While Fourth of July weekend is typically lucrative for the store, this year its owners are closing — and they’re not happy about it. The store will be closed July 1-3 out of an abundance of caution for patrons and staff, Gilbert said.

“People can access our building, but we are directly on the race course, where protective hearing is required,” Gilbert said. “We are a bookstore, so I don’t know how anyone could physically have a conversation when NASCAR cars are racing right underneath us. Then you also have to explain to the guards [stationed] on the corners that you want to go into a business, [you’re] not standing on the sidewalk to try and watch the race for free.”

Barricades also would make it difficult for people to even get to the store, Gilbert said.

Gilbert and Ramirez announced the weekend closure on Instagram Thursday. The post said they were frustrated the city didn’t better communicate with business owners on the route ahead of the event, and are worried about the integrity of the 125-year-old building itself.

“Our glass in our fiction room and our floor-to-ceiling windows is the original glass from the 1800s. It’s not meant to withstand hundreds of loops of vibrations and noise,” Gilbert said. “The [Studebaker Theater] poster boxes in front of our building … some of them are original. A huge component of NASCAR races is car crashes, right?”

Other nearby businesses will close for the weekend as well, including Osaka Sushi & Fresh Fruit Smoothies and the Studebaker Theater, staffers told Block Club.

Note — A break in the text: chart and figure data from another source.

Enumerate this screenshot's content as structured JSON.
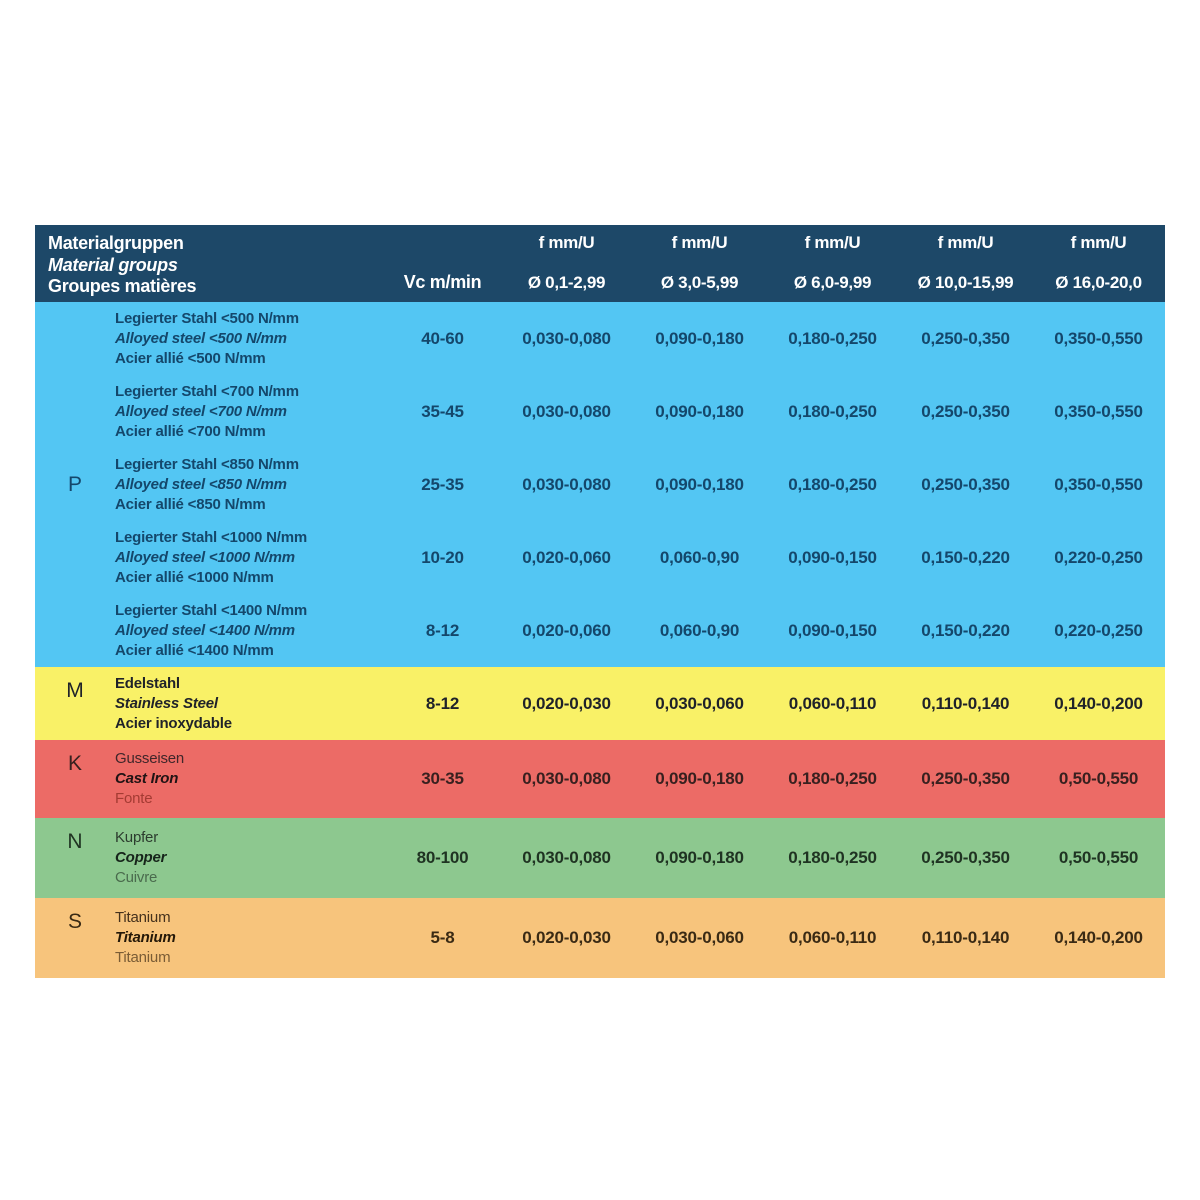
{
  "header": {
    "material_lines": [
      "Materialgruppen",
      "Material groups",
      "Groupes matières"
    ],
    "vc_label": "Vc m/min",
    "f_label": "f mm/U",
    "diameters": [
      "Ø 0,1-2,99",
      "Ø 3,0-5,99",
      "Ø 6,0-9,99",
      "Ø 10,0-15,99",
      "Ø 16,0-20,0"
    ],
    "bg_color": "#1d4868",
    "text_color": "#ffffff"
  },
  "groups": [
    {
      "letter": "P",
      "bg_color": "#53c6f3",
      "rows": [
        {
          "material": [
            "Legierter Stahl <500 N/mm",
            "Alloyed steel <500 N/mm",
            "Acier allié <500 N/mm"
          ],
          "vc": "40-60",
          "f": [
            "0,030-0,080",
            "0,090-0,180",
            "0,180-0,250",
            "0,250-0,350",
            "0,350-0,550"
          ]
        },
        {
          "material": [
            "Legierter Stahl <700 N/mm",
            "Alloyed steel <700 N/mm",
            "Acier allié <700 N/mm"
          ],
          "vc": "35-45",
          "f": [
            "0,030-0,080",
            "0,090-0,180",
            "0,180-0,250",
            "0,250-0,350",
            "0,350-0,550"
          ]
        },
        {
          "material": [
            "Legierter Stahl <850 N/mm",
            "Alloyed steel <850 N/mm",
            "Acier allié <850 N/mm"
          ],
          "vc": "25-35",
          "f": [
            "0,030-0,080",
            "0,090-0,180",
            "0,180-0,250",
            "0,250-0,350",
            "0,350-0,550"
          ]
        },
        {
          "material": [
            "Legierter Stahl <1000 N/mm",
            "Alloyed steel <1000 N/mm",
            "Acier allié <1000 N/mm"
          ],
          "vc": "10-20",
          "f": [
            "0,020-0,060",
            "0,060-0,90",
            "0,090-0,150",
            "0,150-0,220",
            "0,220-0,250"
          ]
        },
        {
          "material": [
            "Legierter Stahl <1400 N/mm",
            "Alloyed steel <1400 N/mm",
            "Acier allié <1400 N/mm"
          ],
          "vc": "8-12",
          "f": [
            "0,020-0,060",
            "0,060-0,90",
            "0,090-0,150",
            "0,150-0,220",
            "0,220-0,250"
          ]
        }
      ]
    },
    {
      "letter": "M",
      "bg_color": "#f9f167",
      "rows": [
        {
          "material": [
            "Edelstahl",
            "Stainless Steel",
            "Acier inoxydable"
          ],
          "vc": "8-12",
          "f": [
            "0,020-0,030",
            "0,030-0,060",
            "0,060-0,110",
            "0,110-0,140",
            "0,140-0,200"
          ]
        }
      ]
    },
    {
      "letter": "K",
      "bg_color": "#ec6b66",
      "rows": [
        {
          "material": [
            "Gusseisen",
            "Cast Iron",
            "Fonte"
          ],
          "vc": "30-35",
          "f": [
            "0,030-0,080",
            "0,090-0,180",
            "0,180-0,250",
            "0,250-0,350",
            "0,50-0,550"
          ]
        }
      ]
    },
    {
      "letter": "N",
      "bg_color": "#8dc88f",
      "rows": [
        {
          "material": [
            "Kupfer",
            "Copper",
            "Cuivre"
          ],
          "vc": "80-100",
          "f": [
            "0,030-0,080",
            "0,090-0,180",
            "0,180-0,250",
            "0,250-0,350",
            "0,50-0,550"
          ]
        }
      ]
    },
    {
      "letter": "S",
      "bg_color": "#f7c47c",
      "rows": [
        {
          "material": [
            "Titanium",
            "Titanium",
            "Titanium"
          ],
          "vc": "5-8",
          "f": [
            "0,020-0,030",
            "0,030-0,060",
            "0,060-0,110",
            "0,110-0,140",
            "0,140-0,200"
          ]
        }
      ]
    }
  ]
}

Some residents and local officials have been voicing their concerns about the race for months. Block Club reported in March that leaders from the Shedd Aquarium and Grant Park Advisory Council pressed the city for answers about the number of road closures and wear and tear on park grounds.

NASCAR is required to pay restoration costs for any damage done to the park during the event.

“[The city] threw together this emergency public forum a few months ago with no notice. We found out during an interview with ABC7 Chicago but we were hosting Jonathan Franzen that night. It wasn’t even as if we could attend something thrown together so spontaneously, nor would it have mattered,” Gilbert said.

Gilbert stressed that her issues are with the city, not NASCAR. While other festivals like Lollapalooza and the Taste of Chicago allow for the easy flow of foot traffic, she said the layout of the racing competition makes for a logistical nightmare.

The most frustrating part for Gilbert and Ramirez is the hit they’ll take in sales as a result; they count on customers visiting during the summer to carry them through the winter, when sales slump. The number of independent bookstores has been on the decline for the last decade. According to the American Booksellers Association, the number of independent shops decreased 12 percent between 2012 and 2017.

While Gilbert acknowledged the industry may be dying, she’s also grateful for the community Exile in Bookville — a nod to Liz Phair’s popular 1993 album, “Exile In Guyville” — has built, adding that the outpouring of support since the announcement has been “amazing.”

“Everyone’s been so kind and so supportive and understanding. Chicago’s a great community,” she said.